D_fmt is a form to specify how a character string is converted to/from D-fields. It is written as an additional information of a field-list (see the manual of Dintro). A character string to D-fields conversion specification is called "input" format, which is typically used in DfromLine, and also used in Duntie and Dunpack. Conversion specification from D-fields to a character string is called "output" format, typically used in DtoLine and in Dtie, Dpack as well. Output format is partially used in Dpr, too. Both input and output formats have same syntax with semantic diversity.
Input or output format action maintains "current position" on the character string, during its conversion process. This is indicated by the number of characters before the position, or, simply, the character position beginning with 0. D_fmt doesn't know about the encoding and doesn't have concept of the byte or octet.
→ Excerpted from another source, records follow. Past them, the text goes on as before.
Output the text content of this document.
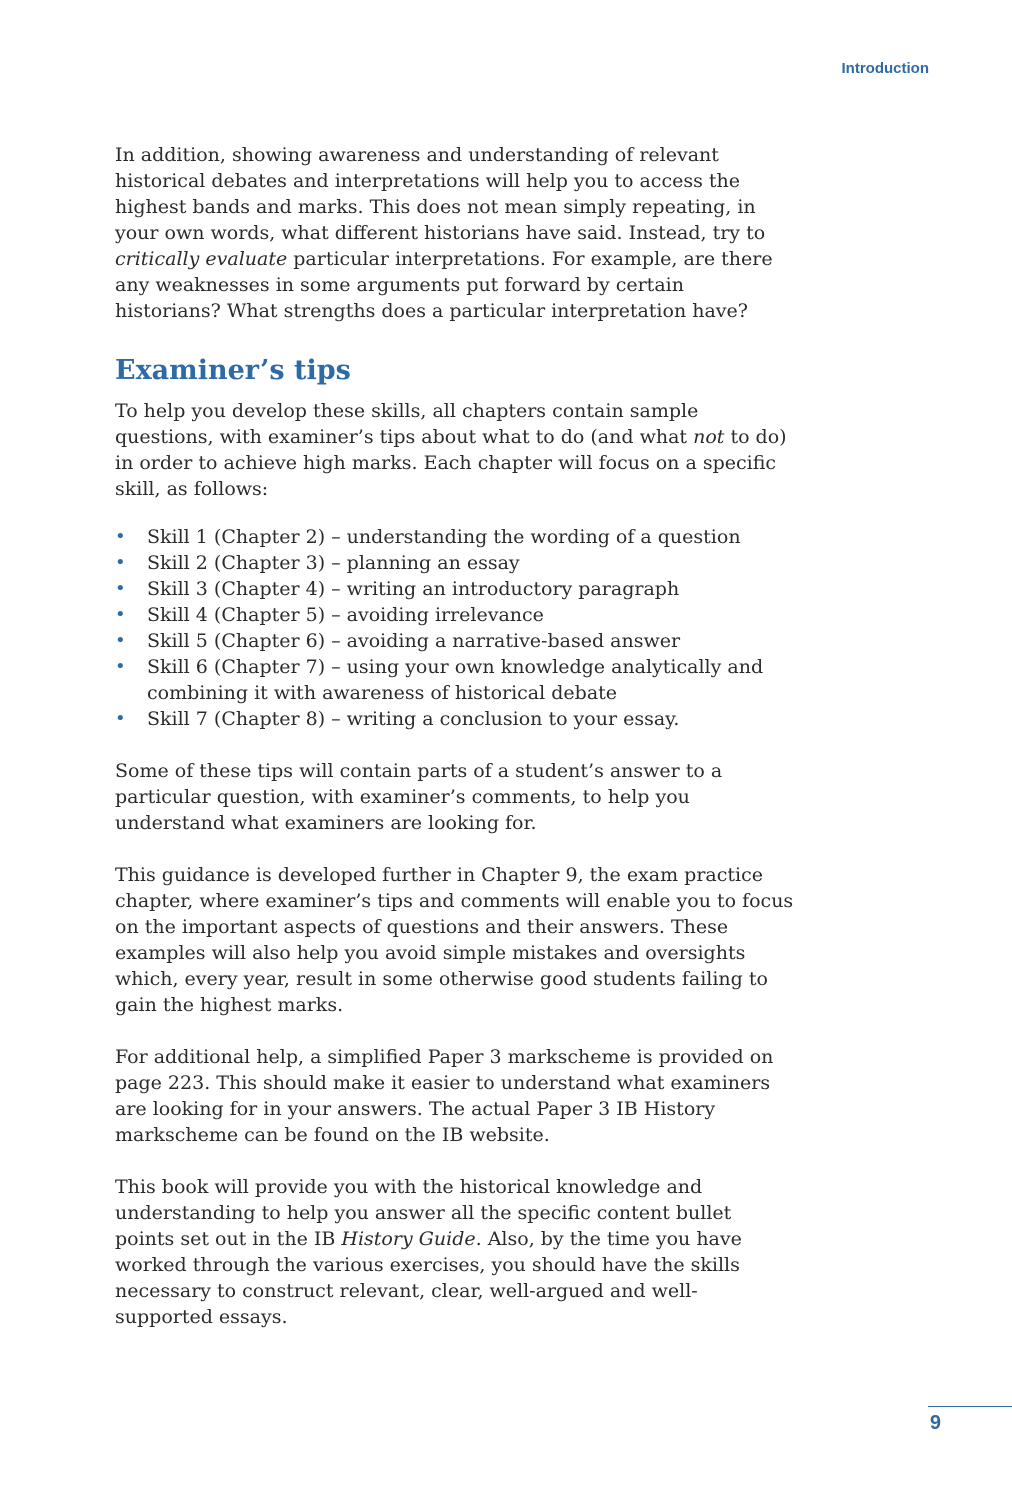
Introduction

In addition, showing awareness and understanding of relevant historical debates and interpretations will help you to access the highest bands and marks. This does not mean simply repeating, in your own words, what different historians have said. Instead, try to critically evaluate particular interpretations. For example, are there any weaknesses in some arguments put forward by certain historians? What strengths does a particular interpretation have?

Examiner’s tips

To help you develop these skills, all chapters contain sample questions, with examiner’s tips about what to do (and what not to do) in order to achieve high marks. Each chapter will focus on a specific skill, as follows:

• Skill 1 (Chapter 2) – understanding the wording of a question
• Skill 2 (Chapter 3) – planning an essay
• Skill 3 (Chapter 4) – writing an introductory paragraph
• Skill 4 (Chapter 5) – avoiding irrelevance
• Skill 5 (Chapter 6) – avoiding a narrative-based answer
• Skill 6 (Chapter 7) – using your own knowledge analytically and combining it with awareness of historical debate
• Skill 7 (Chapter 8) – writing a conclusion to your essay.

Some of these tips will contain parts of a student’s answer to a particular question, with examiner’s comments, to help you understand what examiners are looking for.

This guidance is developed further in Chapter 9, the exam practice chapter, where examiner’s tips and comments will enable you to focus on the important aspects of questions and their answers. These examples will also help you avoid simple mistakes and oversights which, every year, result in some otherwise good students failing to gain the highest marks.

For additional help, a simplified Paper 3 markscheme is provided on page 223. This should make it easier to understand what examiners are looking for in your answers. The actual Paper 3 IB History markscheme can be found on the IB website.

This book will provide you with the historical knowledge and understanding to help you answer all the specific content bullet points set out in the IB History Guide. Also, by the time you have worked through the various exercises, you should have the skills necessary to construct relevant, clear, well-argued and well-supported essays.

9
field-format-list | ::= | field-list of field-name[:format]. | |
format | ::= | [start] [end] [options] [repeat] [:cfmt] | |
start | ::= | absolute | relative | |
absolute | ::= | DIGITS | |
relative | ::= | +DIGITS | |
end | ::= | end-position | length | delimiter | pattern | |
end-position | ::= | -DIGITS | |
length | ::= | (DIGITS) | |
delimiter | ::= | /STRING/ | |
pattern | ::= | @STRING@ | |
options | ::= | { alignment | quoting | with-field-name }.. | |
alignment | ::= | l | r | n | |
quoting | ::= | q | x | Q | b | n | |
with-field-name | ::= | f | n | |
repeat | ::= | * | |
cfmt | ::= | scanf(3) format with one % |
DIGITS here is a string of "0"-"9". STRING here is an arbitrary character string. (See the Special Characters section below).
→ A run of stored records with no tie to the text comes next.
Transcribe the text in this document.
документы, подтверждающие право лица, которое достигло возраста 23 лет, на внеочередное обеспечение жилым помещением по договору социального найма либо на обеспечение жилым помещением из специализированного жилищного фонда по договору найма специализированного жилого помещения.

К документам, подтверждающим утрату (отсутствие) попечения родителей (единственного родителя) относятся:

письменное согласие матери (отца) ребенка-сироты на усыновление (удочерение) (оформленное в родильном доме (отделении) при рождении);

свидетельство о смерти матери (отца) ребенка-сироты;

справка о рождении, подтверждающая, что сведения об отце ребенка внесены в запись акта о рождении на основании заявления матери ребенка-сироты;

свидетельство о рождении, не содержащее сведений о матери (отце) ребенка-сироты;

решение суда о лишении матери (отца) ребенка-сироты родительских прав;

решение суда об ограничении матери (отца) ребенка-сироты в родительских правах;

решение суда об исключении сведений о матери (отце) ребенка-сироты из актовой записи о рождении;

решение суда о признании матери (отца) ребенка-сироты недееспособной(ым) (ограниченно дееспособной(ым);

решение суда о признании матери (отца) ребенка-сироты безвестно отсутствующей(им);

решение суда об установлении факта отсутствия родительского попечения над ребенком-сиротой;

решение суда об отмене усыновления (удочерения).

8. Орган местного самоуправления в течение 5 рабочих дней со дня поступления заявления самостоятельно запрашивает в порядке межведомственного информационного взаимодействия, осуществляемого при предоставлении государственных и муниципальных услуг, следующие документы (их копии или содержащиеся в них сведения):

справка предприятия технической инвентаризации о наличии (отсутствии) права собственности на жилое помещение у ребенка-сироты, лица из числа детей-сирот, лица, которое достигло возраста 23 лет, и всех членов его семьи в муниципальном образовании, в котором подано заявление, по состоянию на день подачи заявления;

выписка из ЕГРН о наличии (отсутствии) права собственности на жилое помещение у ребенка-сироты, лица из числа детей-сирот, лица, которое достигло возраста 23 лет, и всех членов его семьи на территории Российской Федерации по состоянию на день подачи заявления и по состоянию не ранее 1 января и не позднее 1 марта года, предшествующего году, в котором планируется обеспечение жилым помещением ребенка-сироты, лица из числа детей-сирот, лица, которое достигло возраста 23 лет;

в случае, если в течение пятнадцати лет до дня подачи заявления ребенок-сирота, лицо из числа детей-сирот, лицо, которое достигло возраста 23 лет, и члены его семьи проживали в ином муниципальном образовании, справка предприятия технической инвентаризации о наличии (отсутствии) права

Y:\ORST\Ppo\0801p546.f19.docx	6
Two command options -t and -z are valid wherever a D-command takes field-format-list arguments. They are used to give the default values of end and options.
A D-command may have two field-format-lists arguments. In this case, -t and -z command options give default values for both field-format-lists.
Input format action starts from the top field entry of the field-format-list, with the current position (cp) value zero.
The input scanner moves the cp to the start position given by the format and reads the string to the end. When an options is given with the field entry, it controls the read in action. After reading in, read in string may be converted with the cfmt (if any) to produce one D-field. After producing a D-field, cp is moved to a new position determined by each end specification.
If repeat is specified, the same field entry process is repeated with the new cp, until the cp reaches to the end of input string, or pattern match fails.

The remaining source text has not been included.